Their remarks came during a third day of legislative hearings on a proposal by Raimondo and Gov. Lincoln Chafee and a day after hundreds of supporters and opponents of the legislation filled the Statehouse to weigh in on the bill.
Paul Valletta of the State Association of Firefighters said Raimondo "cooked the books" with actuarial assumptions and conservative market projections that exaggerate the pension system's problems. He accused her of supporting "draconian" changes to the retirement system to raise her political profile.
"She created this problem and now she's riding in on a white horse," Valletta said.

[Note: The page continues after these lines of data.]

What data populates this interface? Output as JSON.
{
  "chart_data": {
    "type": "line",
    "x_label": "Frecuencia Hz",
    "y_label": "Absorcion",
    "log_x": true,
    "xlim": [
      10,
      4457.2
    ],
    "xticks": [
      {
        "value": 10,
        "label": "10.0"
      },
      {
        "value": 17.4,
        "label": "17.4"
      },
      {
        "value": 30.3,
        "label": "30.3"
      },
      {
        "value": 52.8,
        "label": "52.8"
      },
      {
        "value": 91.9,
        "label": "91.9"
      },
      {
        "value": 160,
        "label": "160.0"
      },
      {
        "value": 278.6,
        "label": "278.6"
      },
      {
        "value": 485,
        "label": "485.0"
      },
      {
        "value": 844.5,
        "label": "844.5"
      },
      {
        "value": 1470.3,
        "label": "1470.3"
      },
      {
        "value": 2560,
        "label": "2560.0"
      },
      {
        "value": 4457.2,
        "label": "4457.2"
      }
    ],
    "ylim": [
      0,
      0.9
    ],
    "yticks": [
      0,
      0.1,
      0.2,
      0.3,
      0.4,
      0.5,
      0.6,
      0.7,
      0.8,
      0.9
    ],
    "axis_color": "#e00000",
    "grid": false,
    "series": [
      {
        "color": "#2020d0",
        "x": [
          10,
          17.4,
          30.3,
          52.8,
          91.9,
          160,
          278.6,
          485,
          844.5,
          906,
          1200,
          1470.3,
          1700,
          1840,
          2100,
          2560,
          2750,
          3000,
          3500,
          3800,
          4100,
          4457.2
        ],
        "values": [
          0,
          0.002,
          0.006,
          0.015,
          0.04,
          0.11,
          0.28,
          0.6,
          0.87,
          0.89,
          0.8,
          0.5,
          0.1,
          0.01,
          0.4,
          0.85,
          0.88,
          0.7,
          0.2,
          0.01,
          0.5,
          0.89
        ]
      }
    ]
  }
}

Raimondo, a Democrat, insists that rising pension costs could cripple governments and force tax hikes or budget cuts. The state's unfunded pension liability stands at $7 billion, and the state's pension costs are set to double next year to over $600 million. The state retirement system covers 66,000 public teachers, state and municipal workers, police, firefighters and judges.
The proposal would save $3 billion over a decade by raising retirement ages for most workers and halting annual cost-of-living pension increases for most retirees. The legislation would also create a new system that combines traditional pensions with 401(k)-style retirement accounts.

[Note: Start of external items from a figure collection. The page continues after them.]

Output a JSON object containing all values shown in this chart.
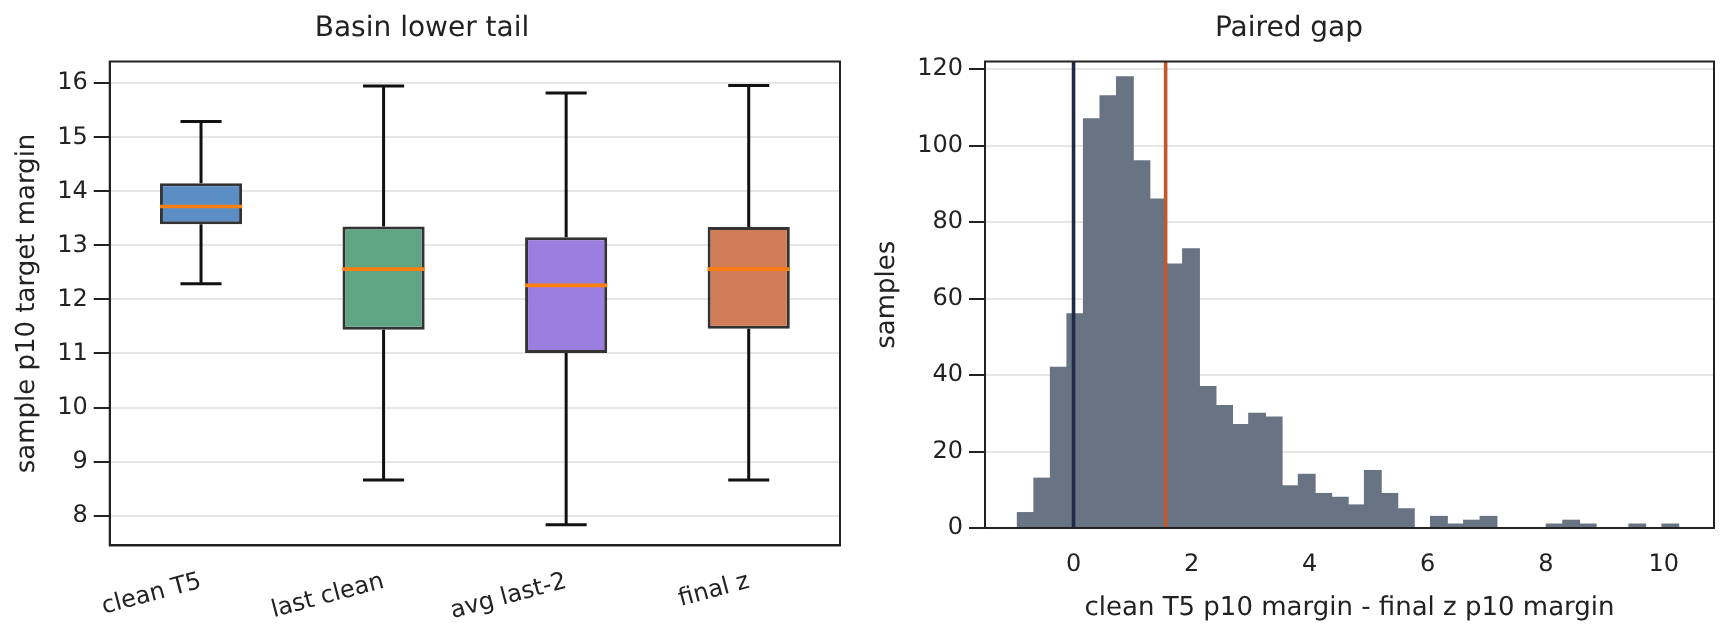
{
  "chart_data": [
    {
      "type": "box",
      "title": "Basin lower tail",
      "ylabel": "sample p10 target margin",
      "categories": [
        "clean T5",
        "last clean",
        "avg last-2",
        "final z"
      ],
      "colors": [
        "#5b8ec4",
        "#5fa583",
        "#9b7fe0",
        "#d07c56"
      ],
      "boxes": [
        {
          "low": 12.29,
          "q1": 13.39,
          "median": 13.72,
          "q3": 14.15,
          "high": 15.29
        },
        {
          "low": 8.66,
          "q1": 11.44,
          "median": 12.56,
          "q3": 13.35,
          "high": 15.95
        },
        {
          "low": 7.83,
          "q1": 11.01,
          "median": 12.26,
          "q3": 13.15,
          "high": 15.82
        },
        {
          "low": 8.66,
          "q1": 11.46,
          "median": 12.56,
          "q3": 13.34,
          "high": 15.96
        }
      ],
      "ylim": [
        7.45,
        16.4
      ],
      "yticks": [
        8,
        9,
        10,
        11,
        12,
        13,
        14,
        15,
        16
      ],
      "grid": "y",
      "legend": false
    },
    {
      "type": "histogram",
      "title": "Paired gap",
      "xlabel": "clean T5 p10 margin - final z p10 margin",
      "ylabel": "samples",
      "color": "#687384",
      "bins": [
        -0.95,
        -0.67,
        -0.39,
        -0.11,
        0.17,
        0.45,
        0.73,
        1.01,
        1.29,
        1.57,
        1.85,
        2.13,
        2.41,
        2.69,
        2.97,
        3.25,
        3.53,
        3.81,
        4.09,
        4.37,
        4.65,
        4.93,
        5.21,
        5.49,
        5.77,
        6.05,
        6.33,
        6.61,
        6.89,
        7.17,
        7.45,
        7.73,
        8.01,
        8.29,
        8.57,
        8.85,
        9.13,
        9.41,
        9.69,
        9.97,
        10.25
      ],
      "values": [
        4,
        13,
        42,
        56,
        107,
        113,
        118,
        96,
        86,
        69,
        73,
        37,
        32,
        27,
        30,
        29,
        11,
        14,
        9,
        8,
        6,
        15,
        9,
        5,
        0,
        3,
        1,
        2,
        3,
        0,
        0,
        0,
        1,
        2,
        1,
        0,
        0,
        1,
        0,
        1
      ],
      "xlim": [
        -1.5,
        10.85
      ],
      "xticks": [
        0,
        2,
        4,
        6,
        8,
        10
      ],
      "ylim": [
        0,
        122
      ],
      "yticks": [
        0,
        20,
        40,
        60,
        80,
        100,
        120
      ],
      "grid": "y",
      "legend": false,
      "ref_lines": [
        {
          "axis": "x",
          "value": 0,
          "color": "#1f2a44"
        },
        {
          "axis": "x",
          "value": 1.56,
          "color": "#c0582a"
        }
      ]
    }
  ]
}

On Thursday, lawmakers heard from police, firefighters and prison employees. Many pointed to higher retirement ages as a particular concern since their jobs are physically demanding. Echoing comments from public teachers and state workers at a hearing Wednesday, they predicted the proposal to halt pension adjustments for a projected 19 years would devastate the finances of many retirees.
Several said they would consider higher pension contributions for employees or more modest reductions in cost-of-living increases instead.
"There's always room to negotiate," said Tony Capezza, director of the state chapter of the International Brotherhood of Police Officers. "Why won't you listen to us? Why are we always trying to balance the problems of the state on the backs of workers?"
Supporters of the plan, however, said the state and its municipalities can't afford to water down the legislation. Woonsocket Mayor Leo Fontaine said his cash-strapped city has cut services, eliminated positions and even turned off streetlights.
"Our city services have been decimated," Fontaine said. "We just don't have the money. How much more can we take?"